Jazz

Otro día en la oficina

  • El cuarteto estelar formado por Joshua Redman, Brad Mehldau, Christian McBride y Brian Blade suscribe un disco discreto y aséptico

Hace un par de años, RoundAgain nos trajo de vuelta a aquel cuarteto que Joshua Redman, hijo del gran Dewey Redman (1931-2006), logró reunir en 1994 para dar forma a su tercer disco, Mood Swing. Un grupo de entonces veinteañeros, completado por Brad Mehldau, Christian McBride y Brian Blade, que ya llamaba la atención en una escena jazzística que aplaudía con una sonrisa de oreja a oreja esa combinación de estudiada ortodoxia y oxigenada perspectiva que pronto dispararía sus respectivas trayectorias en solitario.

Aunque los escenarios los reunieron parcialmente en varias ocasiones, tuvo que llegar aquel ponderado álbum para sopesar la suerte de su coalición. La misma que ahora se extiende a una nueva entrega bautizada como LongGone (Nonesuch Records / Warner Music; 2022) donde su estética vuelve a exhibirse desde análogo ideario aunque con degradado esplendor.

Cubierta de 'LongGone'. Cubierta de 'LongGone'.

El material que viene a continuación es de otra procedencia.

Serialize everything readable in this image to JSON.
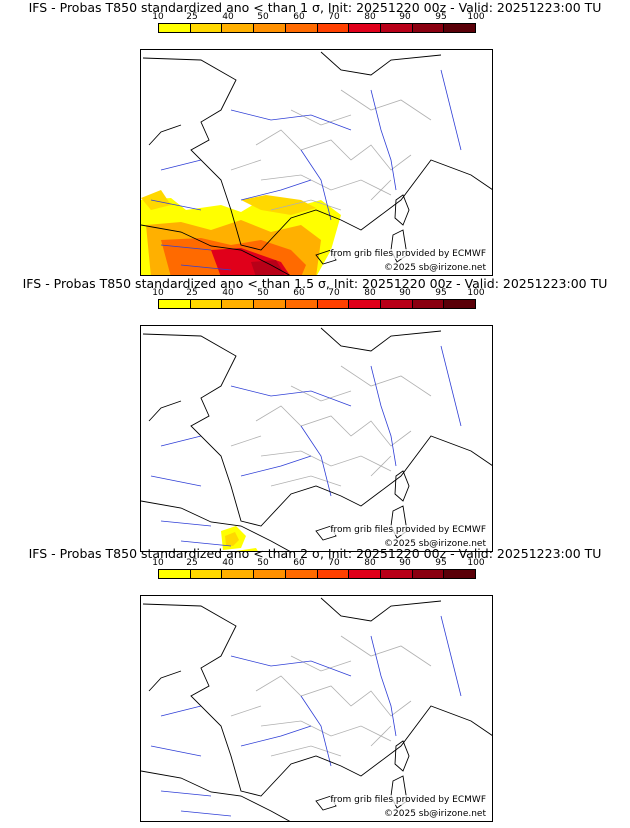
{
  "colorbar": {
    "labels": [
      "10",
      "25",
      "40",
      "50",
      "60",
      "70",
      "80",
      "90",
      "95",
      "100"
    ],
    "colors": [
      "#ffff00",
      "#ffd800",
      "#ffb000",
      "#ff9000",
      "#ff6a00",
      "#ff4000",
      "#e0001a",
      "#b80018",
      "#8a0010",
      "#5a0008"
    ]
  },
  "panels": [
    {
      "title": "IFS - Probas T850  standardized ano < than 1 σ, Init: 20251220 00z - Valid: 20251223:00 TU",
      "credit_line1": "from grib files provided by ECMWF",
      "credit_line2": "©2025 sb@irizone.net",
      "signal": "strong"
    },
    {
      "title": "IFS - Probas T850  standardized ano < than 1.5 σ, Init: 20251220 00z - Valid: 20251223:00 TU",
      "credit_line1": "from grib files provided by ECMWF",
      "credit_line2": "©2025 sb@irizone.net",
      "signal": "weak"
    },
    {
      "title": "IFS - Probas T850  standardized ano < than 2 σ, Init: 20251220 00z - Valid: 20251223:00 TU",
      "credit_line1": "from grib files provided by ECMWF",
      "credit_line2": "©2025 sb@irizone.net",
      "signal": "none"
    }
  ]
}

Cubierta de 'LongGone'. / D. S.

No, no es LongGone lo que podíamos catalogar como un mal disco, ni mucho menos. De hecho, nadie osa discutir la calidad de los miembros de este cuarteto estelar, evidenciada en incontables registros y escenarios. Tampoco desmerecen las composiciones de un Redman que, después de un guion mucho más compartido en el precedente RoundAgain, parece ahora haber asumido el rol de líder con todas las consecuencias. Y no hablemos ya del atributo técnico, expuesto holgadamente por grupo y solistas. Pero ninguno de estos puntos puede evitar durante la escucha de LongGone una acentuada sensación de asepsia y corrección que convierte el equilibrio de antaño en un argumentario sin apenas sorpresas –eso sí, salpicado de ramalazos lustrosos– donde termina imponiéndose una acogedora distensión. Solo el cierre final con una adaptación del Rejoice de aquel Mood Swing, grabado en directo en 2007 en el 25th Annual San Francisco Jazz Festival, insufla algo de nervio a un itinerario –nobleza obliga a exigir– manifiestamente mejorable. Una analogía de la ladera más sistematizada de un jazz que vive hoy y en tantos territorios fases de efervescente creatividad.